Le sans rendez-vous fait monter la pression

En sortant de la clinique sans rendez-vous il y a quelques jours, j’étais prête à partir en guerre contre tous les médecins omnipraticiens de ce bas monde. Cinq heures passées dans une salle d’attente bondée où jouait en sourdine un épisode des Feux de l’amour qu’enterraient les cris stridents d’une fillette et la toux rauque d’un homme à l‘hygiène douteuse avaient achevé de me mettre les nerfs en boule. Si bien que quand le médecin a lancé mon nom au-dessus du brouhaha ambiant, je me suis sentie comme une exploratrice déshydratée apercevant une oasis dans le désert.

Beau mirage. Cinq minutes, la consultation. Pas un regard dans les yeux, pas un sourire aimable. Une brève auscultation et un sirop pour la toux plus loin, le médecin examinait déjà la prochaine pièce de viande sur sa liste.

À cinq minutes par consultation, au plus dix, un médecin a-t-il seulement le temps de déceler les problèmes plus complexes que l’otite ou la grippe d’homme? «Ça prend une capacité de diagnostic rapide que certains médecins n’ont pas. Mais généralement, ces derniers ne font pas de sans rendez-vous», précise le Dr Jacques Ricard, directeur de la planification et de la régionalisation de la Fédération des médecins omnipraticiens du Québec.

Pourtant, La Presse révélait en février dernier qu’une clinique médicale sur quatre à Montréal fait la majorité de ses consultations en mode sans rendez-vous et qu’une sur six s’y consacre presque exclusivement. De quoi laisser présager que quelques médecins blasés se glissent dans la pratique.  

Par ailleurs, le nombre de patients vus quotidiennement est généralement limité, pour un ratio de cinq à six personnes par heure. «C’est lorsque ça devient un bar open qu’on court le risque de passer à côté de quelque chose. Six patients à l’heure, c’est beaucoup, mais c’est possible s’il n’y a pas trop de problèmes graves», explique le Dr Ricard.

Pas trop de problèmes graves.
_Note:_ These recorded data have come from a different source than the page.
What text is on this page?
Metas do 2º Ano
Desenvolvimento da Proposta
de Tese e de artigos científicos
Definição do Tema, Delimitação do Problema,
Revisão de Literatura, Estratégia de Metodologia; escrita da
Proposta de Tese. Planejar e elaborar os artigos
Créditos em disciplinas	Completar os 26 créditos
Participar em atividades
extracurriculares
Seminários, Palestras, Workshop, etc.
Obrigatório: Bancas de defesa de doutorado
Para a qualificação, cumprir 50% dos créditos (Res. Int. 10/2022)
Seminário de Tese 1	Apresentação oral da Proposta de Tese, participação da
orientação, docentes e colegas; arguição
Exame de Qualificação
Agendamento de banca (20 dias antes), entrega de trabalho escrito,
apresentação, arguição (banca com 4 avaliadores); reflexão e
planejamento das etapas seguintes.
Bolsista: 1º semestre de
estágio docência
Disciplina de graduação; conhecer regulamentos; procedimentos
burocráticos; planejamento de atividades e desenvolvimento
Il est là le bobo. Parce qu’un patient sur quatre est sans médecin de famille au Québec, donc souvent sans suivi médical. La population vieillissante est quant à elle une mine de cas complexes aux problèmes de santé interreliés, plus longs à diagnostiquer que les cinq à dix minutes d’une consultation sans rendez-vous. Une étude récente de l’Institut national de santé publique du Québec révélait qu’un Montréalais sur cinq a un problème de santé non résolu au cours de l’année, même si la plupart d’entre eux (300 000) ont consulté.

Et il n’y a pas que pour le patient que le sans rendez-vous devient frustrant. «Avec la pénurie de médecins, il y une pression énorme de voir beaucoup de patients pour ceux qui restent. De plus en plus de médecins consultent d’ailleurs le programme d’aide aux médecins pour des raisons psychologiques», fait valoir le Dr Ricard.

Frustration pour les patients, pression pour les médecins, mais refus de prise en charge de la clientèle par les omnipraticiens. Question de rentabilité? «Absolument pas. Les majorations de revenus des dernières années sont toutes allées pour la prise en charge des patients», soutient le Dr Ricard. Ce mode de consultation répondrait par ailleurs à la demande montréalaise, une population plus mobile et moins stable qu’en région.

Heureusement, l’avenir n’est pas que noir. L’Agence de la santé et des services sociaux de Montréal développe présentement une stratégie visant à améliorer l’organisation des services de première ligne dans la métropole par la mise en place de groupes de médecine familiale (GMF) et de cliniques-réseau (CR) intégrés.
Ce type de clinique mise sur l’efficacité d’équipes soignantes multidisciplinaires, aidées de ressources infirmières défrayées par le gouvernement. Disponibles pour le sans rendez-vous avec des heures d’ouverture élargies, ces cliniques favorisent la prise en charge de la clientèle et son suivi. On compte actuellement 19 GMF et 23 CR sur l’île de Montréal. Le nombre total de ce type de clinique devrait s’élever à 60 d’ici 2030.

En attendant d’atteindre l’oasis, j’avale donc mon sirop de travers en espérant que son goût décapant effacera toute trace des Feux de l’amour de ma mémoire.